Monday, September 27, 2010
Some days you'd just like to take a do-over. Reset. Try again. Take another crack at it.
Today (in spite of the title of this post) wasn't really one of those days. More than anything, I just wanted to slog through it and start fresh tomorrow.
Oh, it really wasn't as bad as all that. After all, it was a drop-off preschool morning! But it had been a not great night of sleep, so everyone was feeling less than bright eyed and bushy tailed. Nevertheless, it was rainy and neither too cold nor too warm, and Soren was excited to go hang out with his friends. I keep hearing sad tales from parents who have to drop sobbing children off at preschool. And while I realize that this co-op thing is not the same as a traditional preschool setting, I do love the fact that Soren hardly gives me so much as a second glance when I kiss him goodbye. He's happy to be there, and I'm happy to have some time away from the otherwise near-constant battle of wills we wage daily.

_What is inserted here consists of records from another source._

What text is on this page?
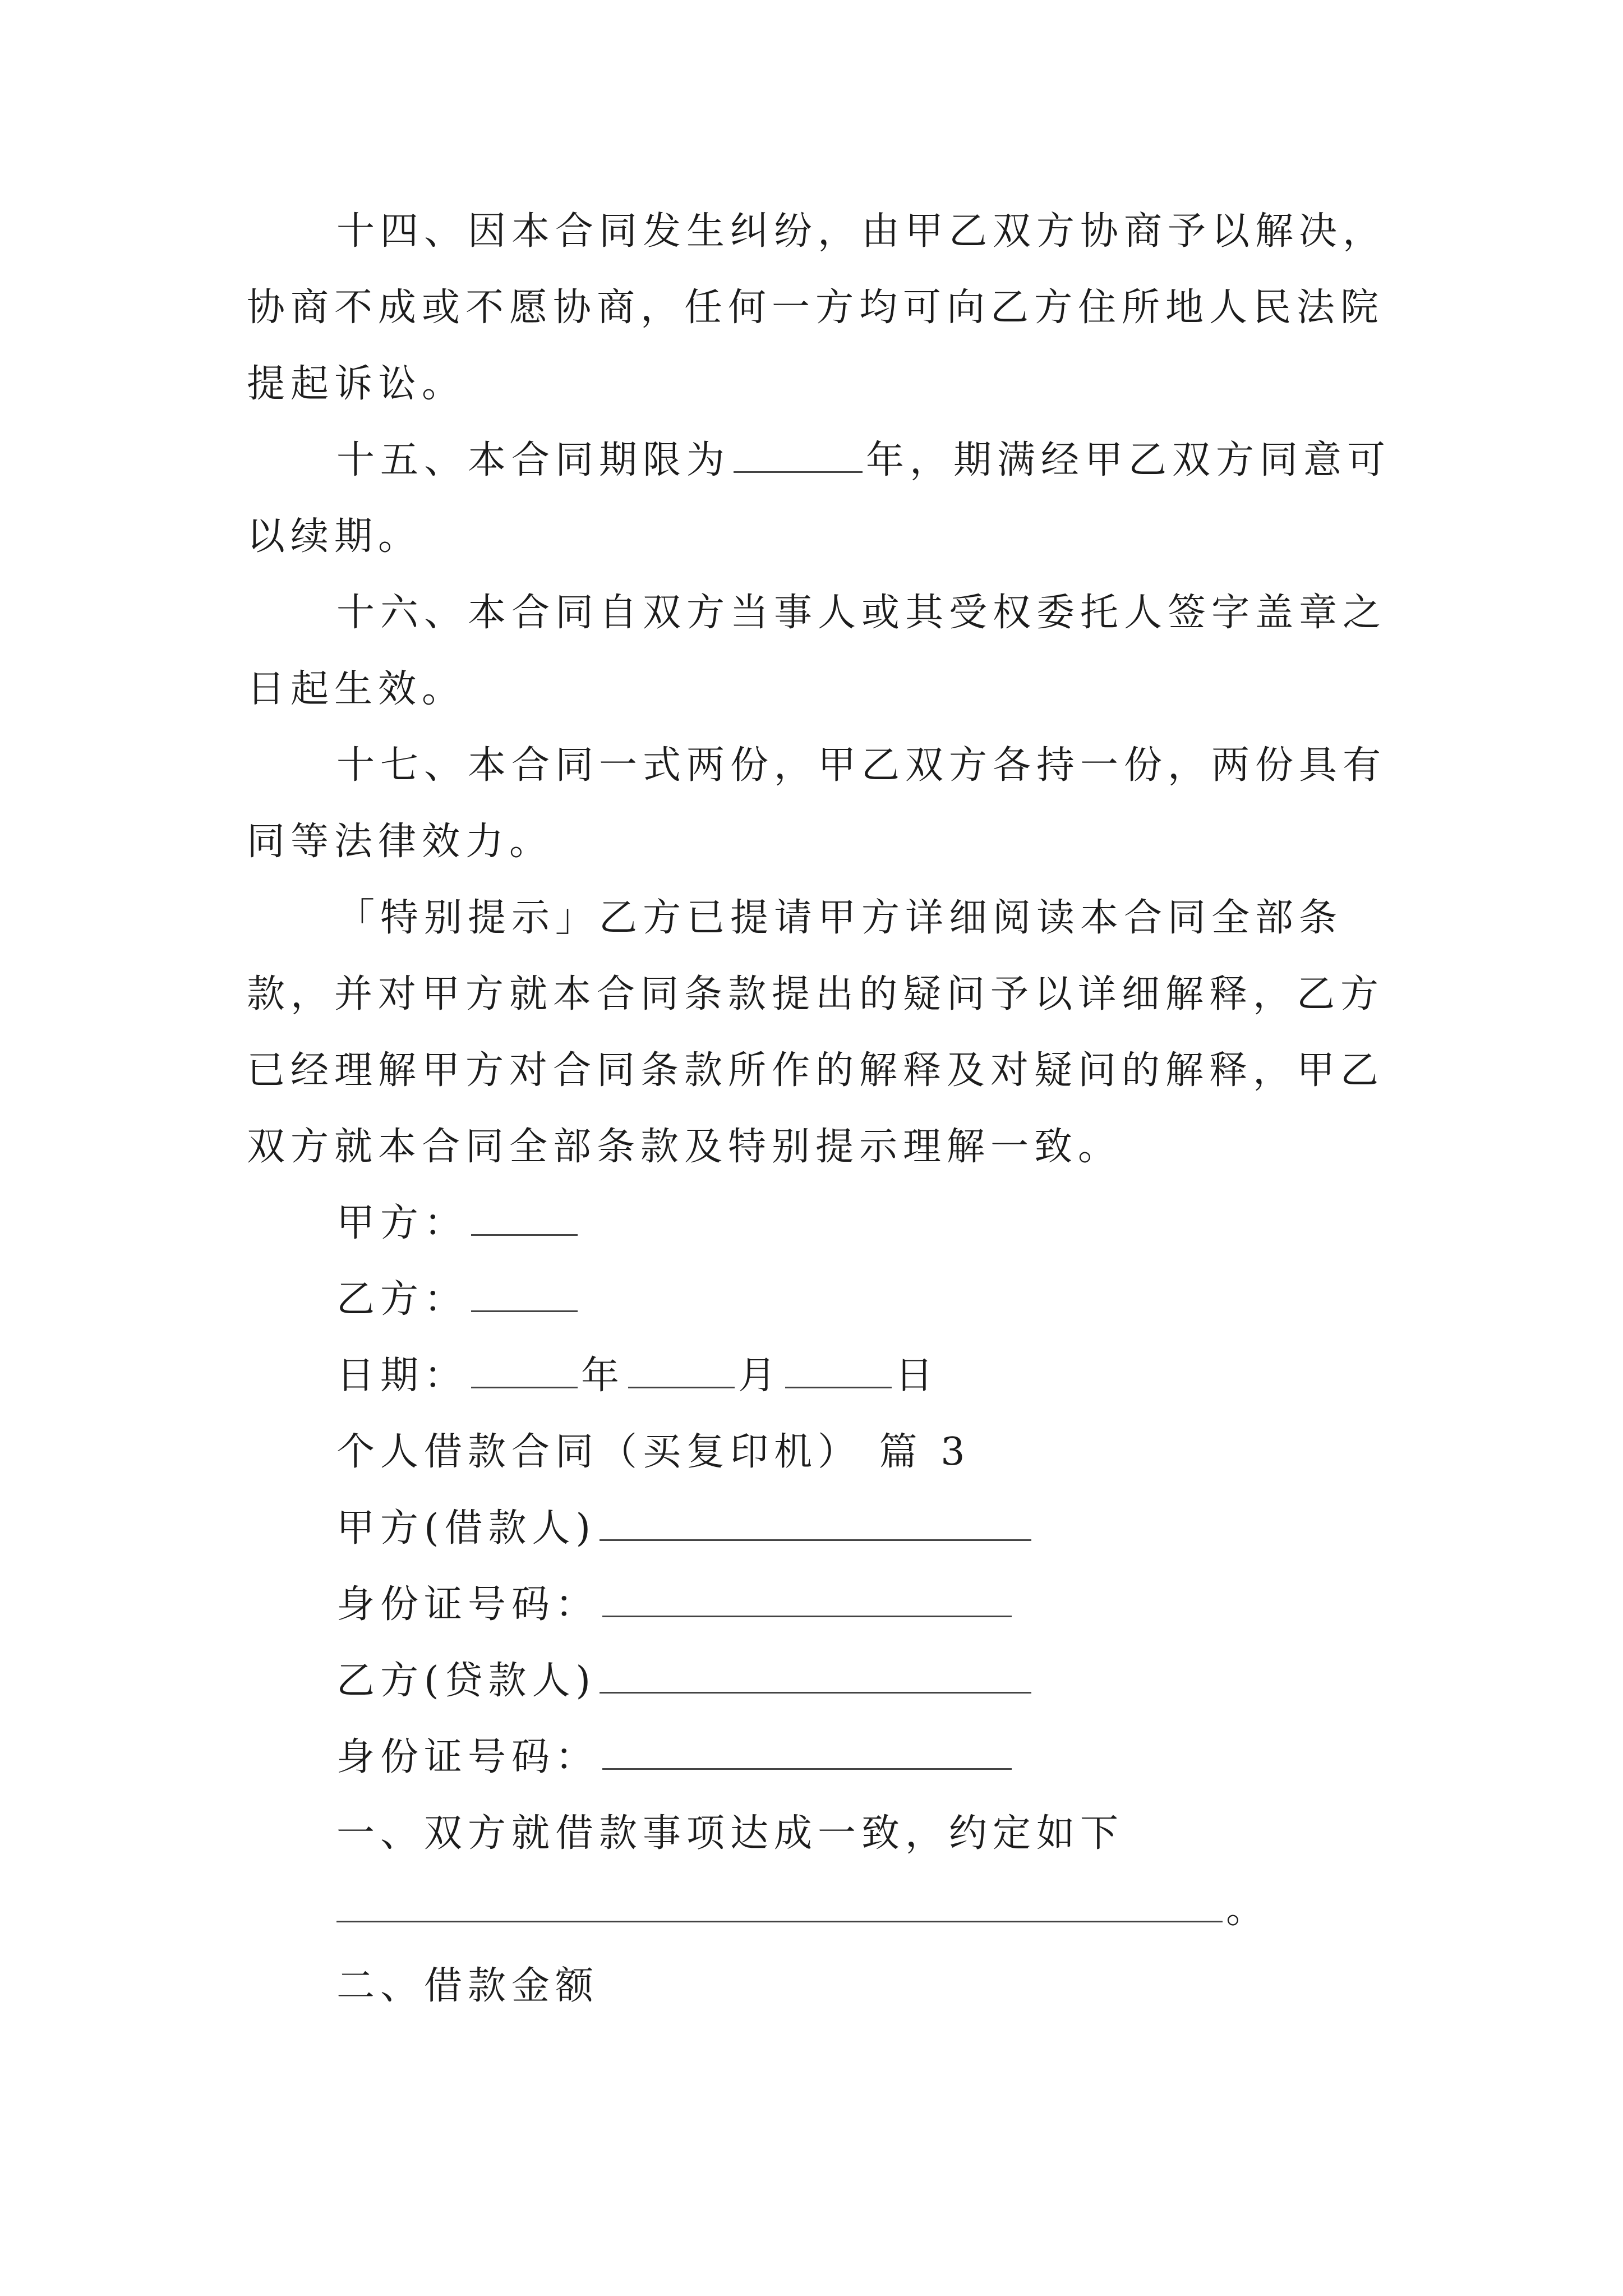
十四、因本合同发生纠纷，由甲乙双方协商予以解决，协商不成或不愿协商，任何一方均可向乙方住所地人民法院提起诉讼。

十五、本合同期限为	年，期满经甲乙双方同意可以续期。

十六、本合同自双方当事人或其受权委托人签字盖章之日起生效。

十七、本合同一式两份，甲乙双方各持一份，两份具有同等法律效力。

「特别提示」乙方已提请甲方详细阅读本合同全部条款，并对甲方就本合同条款提出的疑问予以详细解释，乙方已经理解甲方对合同条款所作的解释及对疑问的解释，甲乙双方就本合同全部条款及特别提示理解一致。

甲方：

乙方：

日期：	年	月	日

个人借款合同（买复印机） 篇 3

甲方(借款人)

身份证号码：

乙方(贷款人)

身份证号码：

一、双方就借款事项达成一致，约定如下

。

二、借款金额
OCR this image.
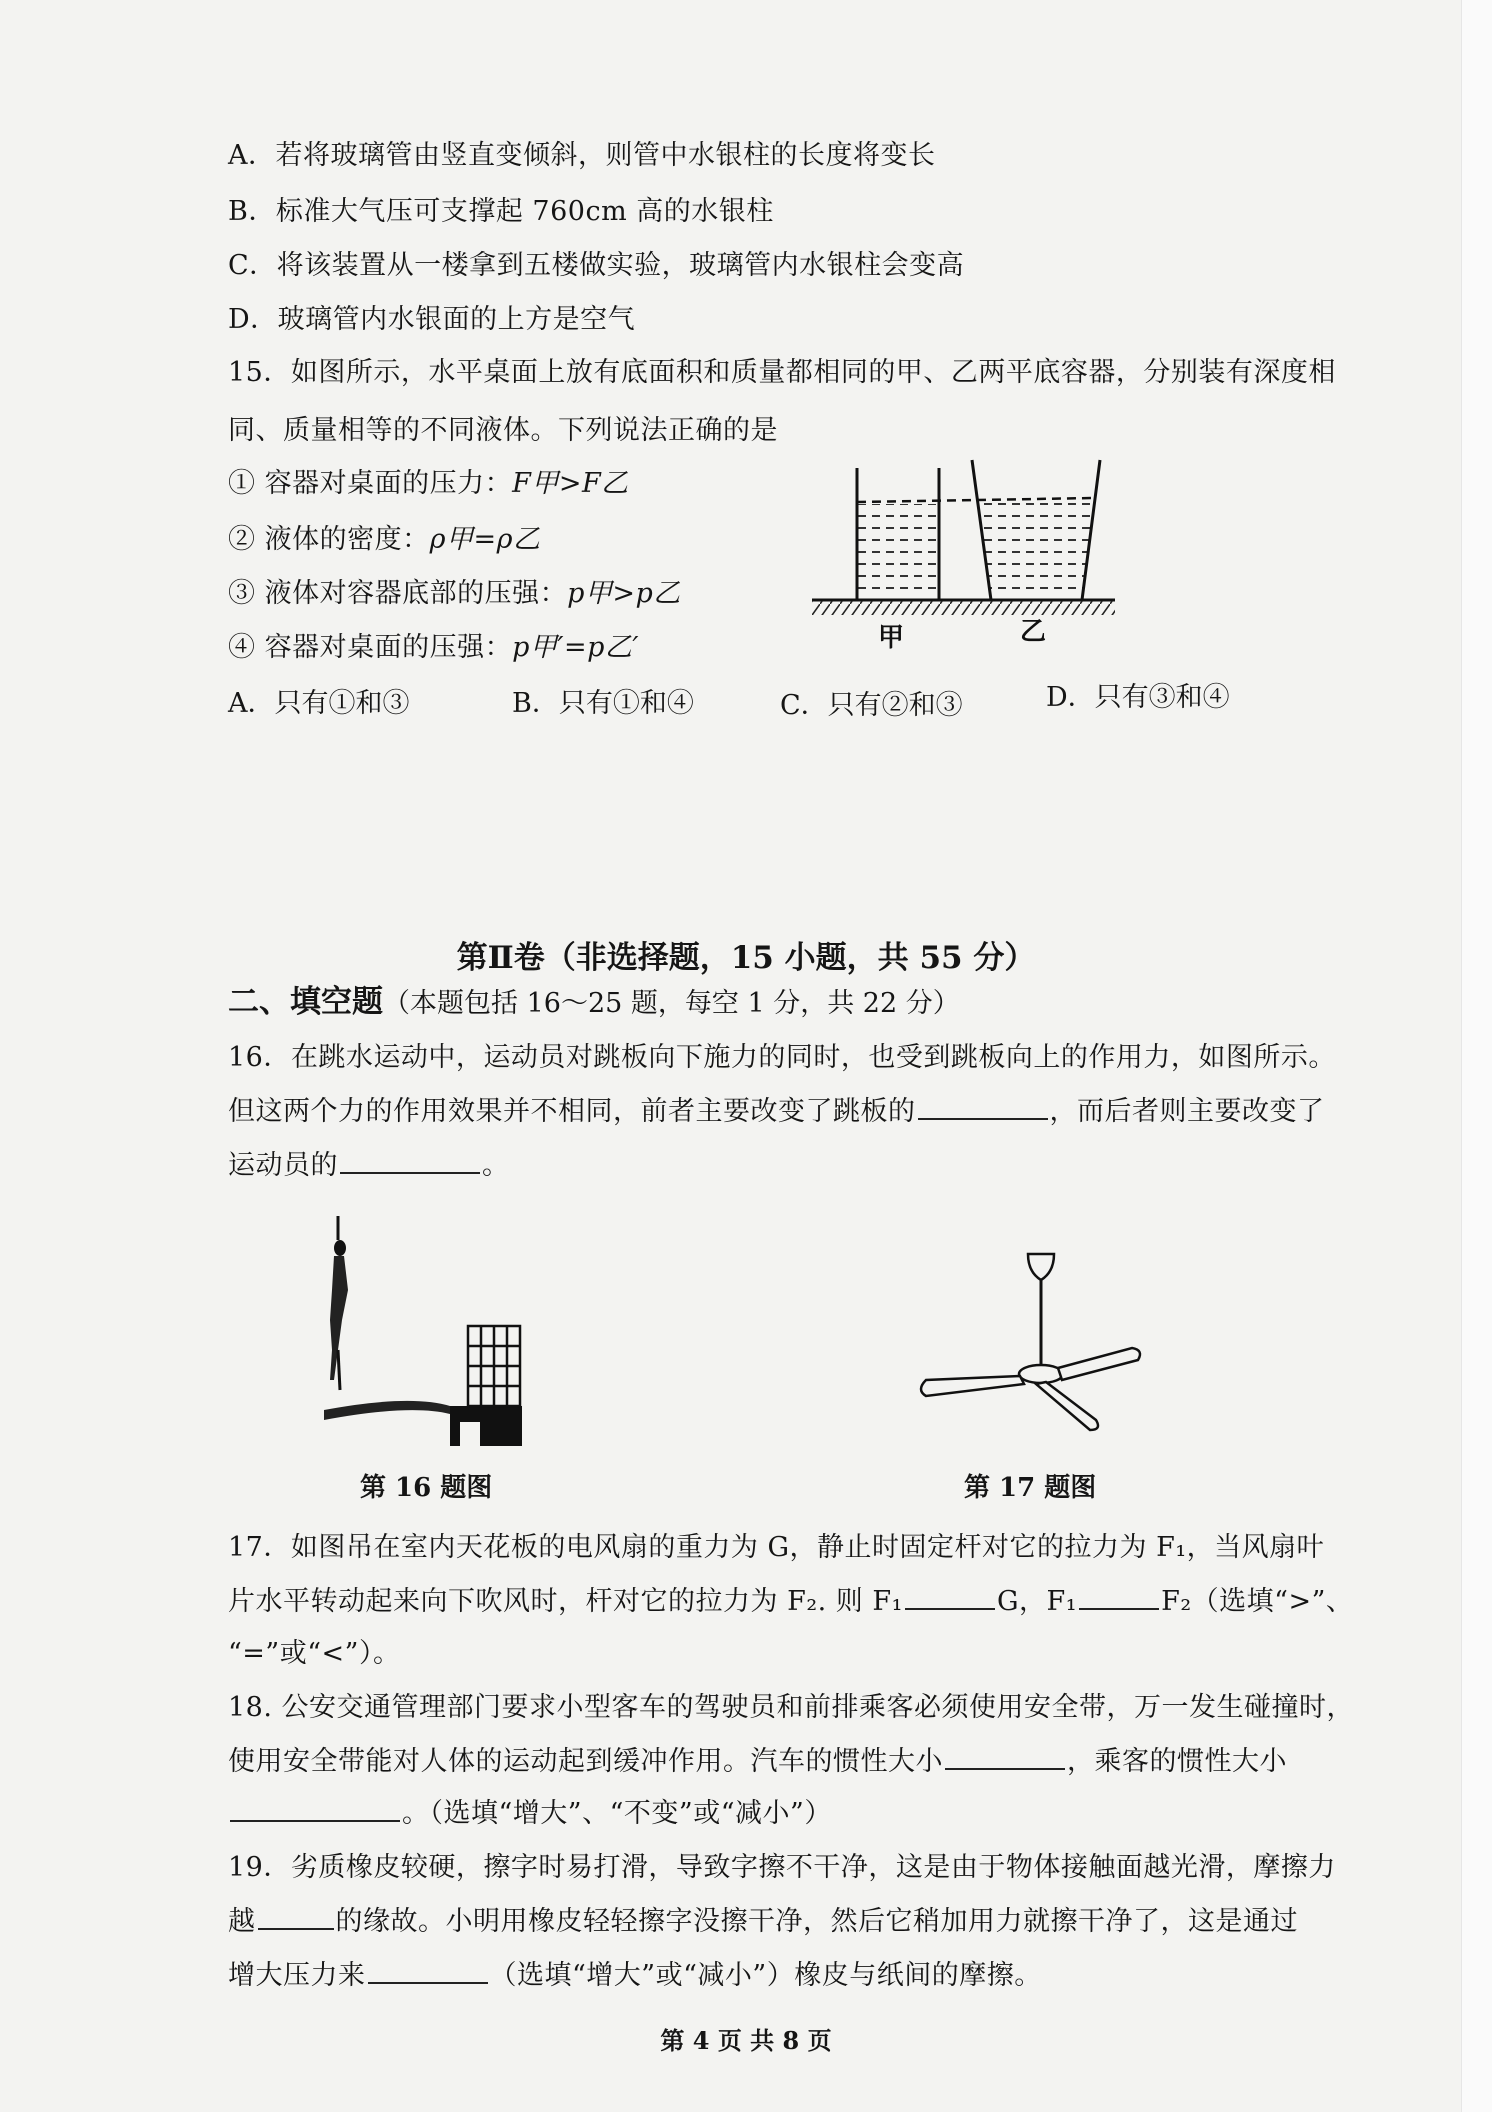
A．若将玻璃管由竖直变倾斜，则管中水银柱的长度将变长
B．标准大气压可支撑起 760cm 高的水银柱
C．将该装置从一楼拿到五楼做实验，玻璃管内水银柱会变高
D．玻璃管内水银面的上方是空气
15．如图所示，水平桌面上放有底面积和质量都相同的甲、乙两平底容器，分别装有深度相
同、质量相等的不同液体。下列说法正确的是
① 容器对桌面的压力：F甲>F乙
② 液体的密度：ρ甲=ρ乙
③ 液体对容器底部的压强：p甲>p乙
④ 容器对桌面的压强：p甲′=p乙′
A．只有①和③	B．只有①和④	C．只有②和③	D．只有③和④
甲	乙
第Ⅱ卷（非选择题，15 小题，共 55 分）
二、填空题（本题包括 16～25 题，每空 1 分，共 22 分）
16．在跳水运动中，运动员对跳板向下施力的同时，也受到跳板向上的作用力，如图所示。
但这两个力的作用效果并不相同，前者主要改变了跳板的	，而后者则主要改变了
运动员的	。
第 16 题图	第 17 题图
17．如图吊在室内天花板的电风扇的重力为 G，静止时固定杆对它的拉力为 F₁，当风扇叶
片水平转动起来向下吹风时，杆对它的拉力为 F₂. 则 F₁	G，F₁	F₂（选填“>”、
“=”或“<”）。
18. 公安交通管理部门要求小型客车的驾驶员和前排乘客必须使用安全带，万一发生碰撞时，
使用安全带能对人体的运动起到缓冲作用。汽车的惯性大小	，乘客的惯性大小
。（选填“增大”、“不变”或“减小”）
19．劣质橡皮较硬，擦字时易打滑，导致字擦不干净，这是由于物体接触面越光滑，摩擦力
越	的缘故。小明用橡皮轻轻擦字没擦干净，然后它稍加用力就擦干净了，这是通过
增大压力来	（选填“增大”或“减小”）橡皮与纸间的摩擦。
第 4 页 共 8 页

So Eleri & I went off to the library, with the sole purpose of returning some of Soren's books and checking out some more for him (I've got enough on my plate, between the huge brick of a Scarpetta book and a couple of others in the queue). See? I'm a nice mommy, thinking of my willful little lad even as I'm enjoying a break from him. Then we went home and chilled for a bit, even snoozing a little on the couch. Something about the rainy weather makes me even more susceptible to the soporific charms of a warm baby passed out on me. Anyway, before long the time had come to retrieve the boy, so off we went again.
Things kind of went downhill from there. Soren was clearly tired when I arrived to fetch him, but I suspected, correctly, that I had no hope of getting a nap out of him this afternoon. In addition, his little voice was even more froggy than it had been in the morning (at which time I'd just chalked it up to being extra sleepy). So in sum, he was tired, grumpy, and not feeling super great. Huzzah. So we got on each other's nerves a bit more easily than usual, and he was a bit more brittle and whiny than usual, and Eleri decided she couldn't possibly miss out on all this fun by taking an afternoon nap, so she was also tired and whiny. I mean, I'm always happy to see Tom at the end of the day, but on days like these, my relief is even more pronounced.
(Seriously, who's the whiny one here?)
At any rate. I fled the scene, even though I was just plain drained and the very thought of running on the treadmill made me want to collapse. I opted to take my book and ride the stationary bike for 20 minutes instead, which you might say is a cop out, but I would counter that at least I got out of the house and resisted the urge to curl up on the couch instead.
And tomorrow? Tomorrow is a new day! I fear that Soren's frogginess may blossom into a full-fledged late summer cold, but I will cross that bridge in the morning. For now, good night!